Seingat saya, waktu kuliah dulu banyak mahasiswi mengantri dan ingin dibonceng oleh saya keliling kampus Karangmalang. Lumayan, bisa bikin iri banyak kawan-kawan saya. Dan onthel begitu berjasa membantu saya di masa-masa skripsi dan menulis. Sepulang menulis di Patehan, menyusuri Pasar Ngasem, dan bersepeda melawan arah di Malioboro dan sampai di kampus karangmalang, sebelum akhirnya kembali ke rumah di Minomartani. Mengunjungi rumah Nenek dengan Onthel dari Jogja ke Bagelen (Purworejo) waktu lebaran 2005, juga menyenangkan. Onthel juga mengantarkan naskah skripsi pertama, yang gagal meluluskan saya, ke penerbit. Beberapa tahun bersama onthel adalah masa penting dalam hidup saya. Itu cerita saya bersama onthel, mana ceritamu?

NB: Tribute to Mas Dede Febrianto dan Onthel yang dipinjamkan pada saya yang entah dimana sekarang?

Catatan:

[1] Cintaku Di Kampus Biru, Sutradara Ami Priyono, dibintangi Roy Marten, Yati Octavia, Rae Sita, Farouch Avero. Diangkat dari Novel berjudul sama karya Ashadi Siregar. Settingan film adalah suasana kampus UGM tahun 1970an di Yogyakarta.
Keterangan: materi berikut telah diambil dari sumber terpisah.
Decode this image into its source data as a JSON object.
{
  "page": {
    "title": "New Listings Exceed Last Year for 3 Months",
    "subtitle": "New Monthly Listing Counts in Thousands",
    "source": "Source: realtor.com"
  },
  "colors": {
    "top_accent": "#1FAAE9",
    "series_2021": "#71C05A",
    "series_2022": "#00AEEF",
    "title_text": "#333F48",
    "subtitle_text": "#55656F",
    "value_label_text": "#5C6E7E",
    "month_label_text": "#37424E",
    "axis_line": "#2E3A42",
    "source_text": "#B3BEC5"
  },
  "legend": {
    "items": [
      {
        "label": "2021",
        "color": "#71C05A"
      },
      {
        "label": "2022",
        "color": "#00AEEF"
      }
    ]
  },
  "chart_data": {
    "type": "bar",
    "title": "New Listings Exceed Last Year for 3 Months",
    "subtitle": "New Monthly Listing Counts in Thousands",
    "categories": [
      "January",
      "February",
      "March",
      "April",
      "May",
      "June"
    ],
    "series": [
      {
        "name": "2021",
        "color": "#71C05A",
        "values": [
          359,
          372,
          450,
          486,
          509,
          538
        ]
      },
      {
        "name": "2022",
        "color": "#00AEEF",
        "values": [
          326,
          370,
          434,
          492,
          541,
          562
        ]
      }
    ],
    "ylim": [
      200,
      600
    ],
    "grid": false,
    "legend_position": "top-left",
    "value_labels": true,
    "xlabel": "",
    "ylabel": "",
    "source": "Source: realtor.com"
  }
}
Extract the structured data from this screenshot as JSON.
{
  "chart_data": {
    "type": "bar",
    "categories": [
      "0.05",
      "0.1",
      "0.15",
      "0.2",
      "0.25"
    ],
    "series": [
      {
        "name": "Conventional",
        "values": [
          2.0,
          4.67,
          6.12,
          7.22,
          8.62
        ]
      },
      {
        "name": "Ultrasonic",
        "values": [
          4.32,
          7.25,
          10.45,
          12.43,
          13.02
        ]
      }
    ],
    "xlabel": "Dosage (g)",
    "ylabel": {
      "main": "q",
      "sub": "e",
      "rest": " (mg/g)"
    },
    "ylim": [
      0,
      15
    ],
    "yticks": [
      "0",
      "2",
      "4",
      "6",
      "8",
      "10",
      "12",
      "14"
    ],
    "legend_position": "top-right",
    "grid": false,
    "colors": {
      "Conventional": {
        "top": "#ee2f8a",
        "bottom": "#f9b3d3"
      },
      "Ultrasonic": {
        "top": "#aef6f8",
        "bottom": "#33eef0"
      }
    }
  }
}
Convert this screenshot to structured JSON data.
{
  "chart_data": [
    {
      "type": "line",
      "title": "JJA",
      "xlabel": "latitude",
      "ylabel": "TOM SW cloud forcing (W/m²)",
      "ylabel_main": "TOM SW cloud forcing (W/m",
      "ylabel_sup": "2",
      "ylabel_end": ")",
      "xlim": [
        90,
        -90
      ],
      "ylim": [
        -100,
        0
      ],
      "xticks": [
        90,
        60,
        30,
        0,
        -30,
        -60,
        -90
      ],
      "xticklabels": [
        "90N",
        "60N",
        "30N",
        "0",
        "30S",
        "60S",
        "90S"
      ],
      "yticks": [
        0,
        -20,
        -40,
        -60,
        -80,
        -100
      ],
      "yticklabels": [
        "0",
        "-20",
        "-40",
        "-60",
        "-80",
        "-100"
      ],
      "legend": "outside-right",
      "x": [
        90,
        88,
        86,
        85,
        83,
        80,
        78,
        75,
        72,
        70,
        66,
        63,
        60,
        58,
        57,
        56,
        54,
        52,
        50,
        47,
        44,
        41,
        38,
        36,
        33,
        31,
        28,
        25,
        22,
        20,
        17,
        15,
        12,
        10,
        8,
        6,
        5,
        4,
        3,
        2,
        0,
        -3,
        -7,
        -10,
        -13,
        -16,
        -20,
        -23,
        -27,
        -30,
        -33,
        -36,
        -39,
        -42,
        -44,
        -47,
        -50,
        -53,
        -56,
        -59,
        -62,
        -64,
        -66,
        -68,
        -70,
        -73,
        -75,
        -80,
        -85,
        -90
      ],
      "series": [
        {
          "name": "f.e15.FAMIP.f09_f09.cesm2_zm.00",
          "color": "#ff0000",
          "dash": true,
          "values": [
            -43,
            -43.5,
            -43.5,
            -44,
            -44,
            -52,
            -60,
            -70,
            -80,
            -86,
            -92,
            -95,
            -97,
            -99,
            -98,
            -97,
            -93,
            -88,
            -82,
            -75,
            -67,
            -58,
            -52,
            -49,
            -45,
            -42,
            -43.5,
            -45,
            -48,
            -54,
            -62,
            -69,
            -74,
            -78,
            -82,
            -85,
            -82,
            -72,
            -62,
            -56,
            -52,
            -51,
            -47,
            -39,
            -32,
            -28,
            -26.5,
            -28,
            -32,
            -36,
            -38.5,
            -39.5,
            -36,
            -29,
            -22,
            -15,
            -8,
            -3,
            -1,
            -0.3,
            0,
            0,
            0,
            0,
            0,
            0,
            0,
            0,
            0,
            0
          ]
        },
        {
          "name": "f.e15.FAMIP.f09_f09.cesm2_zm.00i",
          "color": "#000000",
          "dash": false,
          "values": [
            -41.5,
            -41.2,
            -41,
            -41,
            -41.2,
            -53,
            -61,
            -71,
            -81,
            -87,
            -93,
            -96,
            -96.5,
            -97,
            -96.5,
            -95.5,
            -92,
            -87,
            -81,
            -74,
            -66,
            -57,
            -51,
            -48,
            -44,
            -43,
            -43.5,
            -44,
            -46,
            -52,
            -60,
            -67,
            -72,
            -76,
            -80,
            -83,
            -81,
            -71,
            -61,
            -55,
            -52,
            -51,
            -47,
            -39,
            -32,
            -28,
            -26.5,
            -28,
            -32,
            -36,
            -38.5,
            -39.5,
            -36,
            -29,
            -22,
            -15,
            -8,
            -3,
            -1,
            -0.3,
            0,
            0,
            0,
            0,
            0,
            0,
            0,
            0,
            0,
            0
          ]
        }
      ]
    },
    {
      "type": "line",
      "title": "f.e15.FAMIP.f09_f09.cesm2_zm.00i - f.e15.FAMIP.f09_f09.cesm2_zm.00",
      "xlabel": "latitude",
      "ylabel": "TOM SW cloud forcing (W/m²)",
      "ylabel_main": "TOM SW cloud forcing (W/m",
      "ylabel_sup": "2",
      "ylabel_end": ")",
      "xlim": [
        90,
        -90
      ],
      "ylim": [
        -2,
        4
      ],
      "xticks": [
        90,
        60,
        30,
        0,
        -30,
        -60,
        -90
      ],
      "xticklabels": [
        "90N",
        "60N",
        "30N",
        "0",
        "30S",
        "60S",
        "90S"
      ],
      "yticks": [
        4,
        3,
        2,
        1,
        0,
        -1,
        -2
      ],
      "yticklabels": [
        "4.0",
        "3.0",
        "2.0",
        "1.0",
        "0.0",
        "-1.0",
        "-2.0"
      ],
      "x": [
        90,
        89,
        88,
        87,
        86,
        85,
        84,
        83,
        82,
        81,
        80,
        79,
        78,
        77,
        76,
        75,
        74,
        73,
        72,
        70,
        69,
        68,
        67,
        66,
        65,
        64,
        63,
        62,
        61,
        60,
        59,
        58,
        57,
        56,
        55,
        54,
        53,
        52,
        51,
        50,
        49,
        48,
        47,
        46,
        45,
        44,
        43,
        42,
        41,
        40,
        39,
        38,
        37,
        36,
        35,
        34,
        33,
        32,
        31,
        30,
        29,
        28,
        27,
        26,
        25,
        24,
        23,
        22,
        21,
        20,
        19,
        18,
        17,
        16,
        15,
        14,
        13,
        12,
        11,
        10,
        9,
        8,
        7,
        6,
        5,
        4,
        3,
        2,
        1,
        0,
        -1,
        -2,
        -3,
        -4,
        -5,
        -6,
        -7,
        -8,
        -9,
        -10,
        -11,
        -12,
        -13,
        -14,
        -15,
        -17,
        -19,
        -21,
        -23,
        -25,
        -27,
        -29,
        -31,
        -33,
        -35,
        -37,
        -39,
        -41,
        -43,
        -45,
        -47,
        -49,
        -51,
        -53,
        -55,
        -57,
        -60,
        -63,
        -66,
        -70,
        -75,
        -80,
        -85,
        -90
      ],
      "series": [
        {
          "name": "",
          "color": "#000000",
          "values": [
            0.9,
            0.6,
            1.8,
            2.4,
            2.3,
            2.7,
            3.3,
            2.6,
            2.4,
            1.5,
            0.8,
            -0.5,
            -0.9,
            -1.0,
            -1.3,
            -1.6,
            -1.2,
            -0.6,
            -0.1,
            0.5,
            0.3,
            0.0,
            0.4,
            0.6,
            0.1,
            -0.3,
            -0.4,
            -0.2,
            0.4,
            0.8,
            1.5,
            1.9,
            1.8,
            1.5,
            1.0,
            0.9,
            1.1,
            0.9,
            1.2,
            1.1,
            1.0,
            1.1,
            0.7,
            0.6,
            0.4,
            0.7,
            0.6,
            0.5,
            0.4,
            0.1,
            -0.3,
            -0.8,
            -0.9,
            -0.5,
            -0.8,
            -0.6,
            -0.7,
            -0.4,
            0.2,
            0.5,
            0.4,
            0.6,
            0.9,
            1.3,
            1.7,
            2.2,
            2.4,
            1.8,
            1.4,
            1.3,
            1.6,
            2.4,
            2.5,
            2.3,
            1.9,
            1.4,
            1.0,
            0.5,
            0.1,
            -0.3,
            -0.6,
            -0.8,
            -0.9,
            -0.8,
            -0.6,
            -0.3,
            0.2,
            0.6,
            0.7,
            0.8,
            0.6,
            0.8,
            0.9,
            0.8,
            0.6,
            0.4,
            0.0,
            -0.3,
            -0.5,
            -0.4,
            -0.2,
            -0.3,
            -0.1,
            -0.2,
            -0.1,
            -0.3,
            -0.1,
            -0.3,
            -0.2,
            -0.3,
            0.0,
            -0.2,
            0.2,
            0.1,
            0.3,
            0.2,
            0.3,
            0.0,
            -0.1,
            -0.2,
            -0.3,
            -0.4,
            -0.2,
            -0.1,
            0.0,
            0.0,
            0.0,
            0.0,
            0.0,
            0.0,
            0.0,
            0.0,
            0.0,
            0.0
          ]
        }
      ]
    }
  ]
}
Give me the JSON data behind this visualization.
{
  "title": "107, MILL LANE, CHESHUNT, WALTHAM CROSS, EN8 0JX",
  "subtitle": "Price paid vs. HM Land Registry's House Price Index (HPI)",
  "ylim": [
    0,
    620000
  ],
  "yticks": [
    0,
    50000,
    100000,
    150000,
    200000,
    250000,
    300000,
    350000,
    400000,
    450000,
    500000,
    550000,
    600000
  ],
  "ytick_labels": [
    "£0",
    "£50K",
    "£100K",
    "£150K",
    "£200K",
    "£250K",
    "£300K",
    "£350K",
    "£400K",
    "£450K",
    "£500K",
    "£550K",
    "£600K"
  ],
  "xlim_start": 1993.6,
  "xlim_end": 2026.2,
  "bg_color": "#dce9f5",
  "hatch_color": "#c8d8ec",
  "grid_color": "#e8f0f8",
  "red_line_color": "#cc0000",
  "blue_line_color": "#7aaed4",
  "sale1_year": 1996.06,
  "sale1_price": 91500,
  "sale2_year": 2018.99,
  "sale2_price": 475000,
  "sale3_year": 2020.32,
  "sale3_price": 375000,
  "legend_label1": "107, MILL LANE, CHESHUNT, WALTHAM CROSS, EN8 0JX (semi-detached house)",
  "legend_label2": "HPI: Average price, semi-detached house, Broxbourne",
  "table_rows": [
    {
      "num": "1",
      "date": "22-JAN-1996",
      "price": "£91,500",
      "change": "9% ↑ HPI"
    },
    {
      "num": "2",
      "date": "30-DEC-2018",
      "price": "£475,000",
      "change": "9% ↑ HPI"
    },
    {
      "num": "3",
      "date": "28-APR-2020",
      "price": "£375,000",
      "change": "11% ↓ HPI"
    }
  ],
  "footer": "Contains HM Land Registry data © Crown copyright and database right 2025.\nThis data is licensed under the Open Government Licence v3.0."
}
[2]Tentang sepeda, ada beberapa versi soal sejarahnya. Ada yang mengatakan sepeda berasal dari Perancis. Dimana Baron von Drais merakitnya pada 1817.( Onthel: Sepeda Jaman Dulu Yang Berkelas, http://www.anneahira.com/sepeda-jaman-dulu.htm; pada 1839, Kirkpatrick MacMillan, pandai besi kelahiran Skotlandia, membuatkan "mesin" khusus untuk sepeda. Tentu bukan mesin seperti yang dimiliki sepeda motor, tapi lebih mirip pendorong yang diaktifkan engkol, lewat gerakan turun-naik kaki mengayuh pedal. MacMillan pun sudah "berani" menghubungkan engkol tadi dengan tongkat kemudi (setang sederhana). ensiklopedia Britannica.com mencatat upaya penyempurnaan penemu Perancis, Ernest Michaux pada 1855, dengan membuat pemberat engkol, hingga laju sepeda lebih stabil. Makin sempurna setelah orang Perancis lainnya, Pierre Lallement (1865) memperkuat roda dengan menambahkan lingkaran besi di sekelilingnya (sekarang dikenal sebagai pelek atau velg). Lallement juga yang memperkenalkan sepeda dengan roda depan lebih besar daripada roda belakang. (http://id.wikipedia.org/wiki/Sepeda)

[3] Tentang pengalaman Nasution muda lihat, Abdul Haris Nasution, Memenuhi Panggilan Tugas Jilid I, Bandung, Angkasa, 1977.

[4] Wawancara dengan Yohana Sunarti Nasution (Jakarta, Desember 2009)

[5] Tentang Ahmad Yani, lihat Amelia Yani, Profil Seorang Prajurit TNI, Jakarta, Sinar Harapan, 1988.

[6] Kisah ini pernah dimuat di majalah kampus Ekspresi UNY (2003).